Fix max element guard overflow for CUDA, resolves #136

2023-09-22 02:31:14 +01:00 · 2023-09-22 02:31:14 +01:00 · 3dcafd1af1
commit 3dcafd1af1
parent 87a38e949d
1 changed files with 14 additions and 10 deletions
--- a/src/cuda/CUDAStream.cu
+++ b/src/cuda/CUDAStream.cu
@ -48,33 +48,37 @@ CUDAStream<T>::CUDAStream(const int ARRAY_SIZE, const int device_index)

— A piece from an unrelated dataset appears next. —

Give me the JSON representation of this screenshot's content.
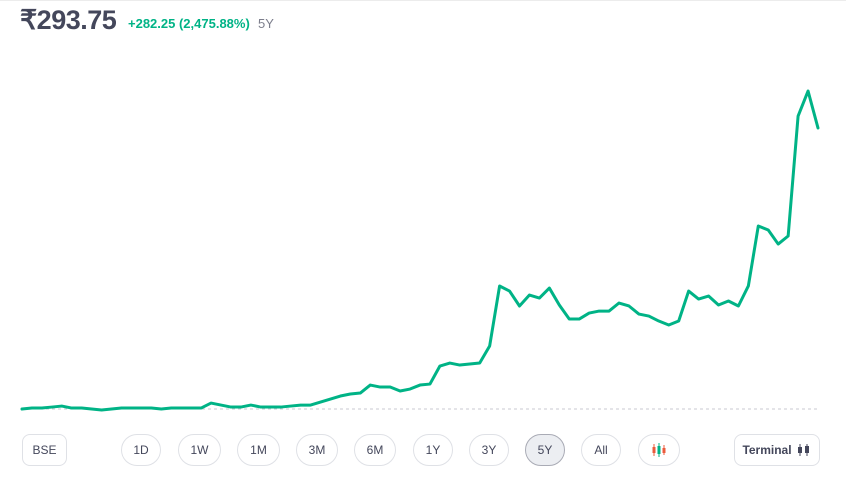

  // Allocate the host array for partial sums for dot kernels
  sums = (T*)malloc(sizeof(T) * DOT_NUM_BLOCKS);

+  size_t array_bytes = sizeof(T);
+  array_bytes *= ARRAY_SIZE;
+  size_t total_bytes = array_bytes * 3;
+
  // Check buffers fit on the device
  cudaDeviceProp props;
  cudaGetDeviceProperties(&props, 0);
-  if (props.totalGlobalMem < std::size_t{3}*ARRAY_SIZE*sizeof(T))
+  if (props.totalGlobalMem < total_bytes)

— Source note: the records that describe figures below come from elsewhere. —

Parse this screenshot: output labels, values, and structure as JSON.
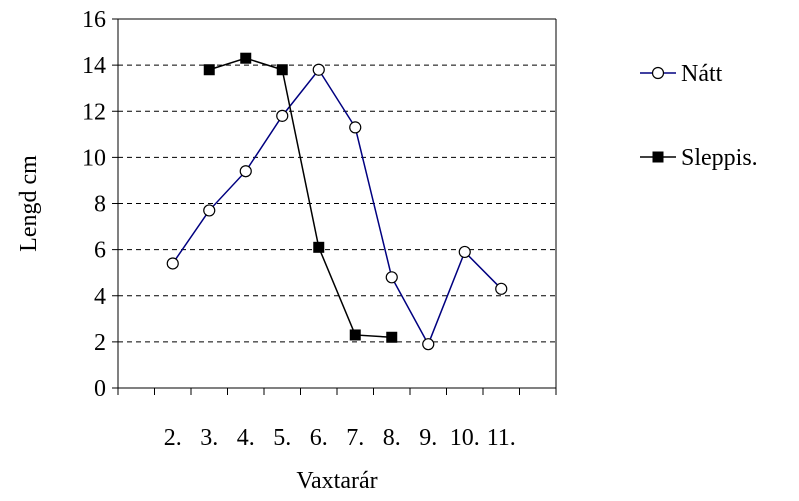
{
  "chart_data": {
    "type": "line",
    "title": "",
    "xlabel": "Vaxtarár",
    "ylabel": "Lengd cm",
    "x": [
      1,
      2,
      3,
      4,
      5,
      6,
      7,
      8,
      9,
      10,
      11
    ],
    "x_tick_labels": [
      "2.",
      "3.",
      "4.",
      "5.",
      "6.",
      "7.",
      "8.",
      "9.",
      "10.",
      "11."
    ],
    "x_tick_label_positions": [
      1.5,
      2.5,
      3.5,
      4.5,
      5.5,
      6.5,
      7.5,
      8.5,
      9.5,
      10.5
    ],
    "xlim": [
      0,
      12
    ],
    "ylim": [
      0,
      16
    ],
    "y_ticks": [
      0,
      2,
      4,
      6,
      8,
      10,
      12,
      14,
      16
    ],
    "y_tick_labels": [
      "0",
      "2",
      "4",
      "6",
      "8",
      "10",
      "12",
      "14",
      "16"
    ],
    "grid": "horizontal dashed",
    "legend_position": "right",
    "series": [
      {
        "name": "Nátt",
        "marker": "circle-open",
        "color": "#000080",
        "points": [
          {
            "x": 1.5,
            "y": 5.4
          },
          {
            "x": 2.5,
            "y": 7.7
          },
          {
            "x": 3.5,
            "y": 9.4
          },
          {
            "x": 4.5,
            "y": 11.8
          },
          {
            "x": 5.5,
            "y": 13.8
          },
          {
            "x": 6.5,
            "y": 11.3
          },
          {
            "x": 7.5,
            "y": 4.8
          },
          {
            "x": 8.5,
            "y": 1.9
          },
          {
            "x": 9.5,
            "y": 5.9
          },
          {
            "x": 10.5,
            "y": 4.3
          }
        ]
      },
      {
        "name": "Sleppis.",
        "marker": "square-filled",
        "color": "#000000",
        "points": [
          {
            "x": 2.5,
            "y": 13.8
          },
          {
            "x": 3.5,
            "y": 14.3
          },
          {
            "x": 4.5,
            "y": 13.8
          },
          {
            "x": 5.5,
            "y": 6.1
          },
          {
            "x": 6.5,
            "y": 2.3
          },
          {
            "x": 7.5,
            "y": 2.2
          }
        ]
      }
    ]
  }
}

    throw std::runtime_error("Device does not have enough memory for all 3 buffers");

  // Create device buffers
 #if defined(MANAGED)
-  cudaMallocManaged(&d_a, ARRAY_SIZE*sizeof(T));
+  cudaMallocManaged(&d_a, array_bytes);
  check_error();
-  cudaMallocManaged(&d_b, ARRAY_SIZE*sizeof(T));
+  cudaMallocManaged(&d_b, array_bytes);
  check_error();
-  cudaMallocManaged(&d_c, ARRAY_SIZE*sizeof(T));
+  cudaMallocManaged(&d_c, array_bytes);
  check_error();
  cudaMallocManaged(&d_sum, DOT_NUM_BLOCKS*sizeof(T));
  check_error();
 #elif defined(PAGEFAULT)
-  d_a = (T*)malloc(sizeof(T)*ARRAY_SIZE);
-  d_b = (T*)malloc(sizeof(T)*ARRAY_SIZE);
-  d_c = (T*)malloc(sizeof(T)*ARRAY_SIZE);
+  d_a = (T*)malloc(array_bytes);
+  d_b = (T*)malloc(array_bytes);
+  d_c = (T*)malloc(array_bytes);
  d_sum = (T*)malloc(sizeof(T)*DOT_NUM_BLOCKS);
 #else
-  cudaMalloc(&d_a, ARRAY_SIZE*sizeof(T));
+  cudaMalloc(&d_a, array_bytes);
  check_error();
-  cudaMalloc(&d_b, ARRAY_SIZE*sizeof(T));
+  cudaMalloc(&d_b, array_bytes);
  check_error();
-  cudaMalloc(&d_c, ARRAY_SIZE*sizeof(T));
+  cudaMalloc(&d_c, array_bytes);
  check_error();
  cudaMalloc(&d_sum, DOT_NUM_BLOCKS*sizeof(T));
  check_error();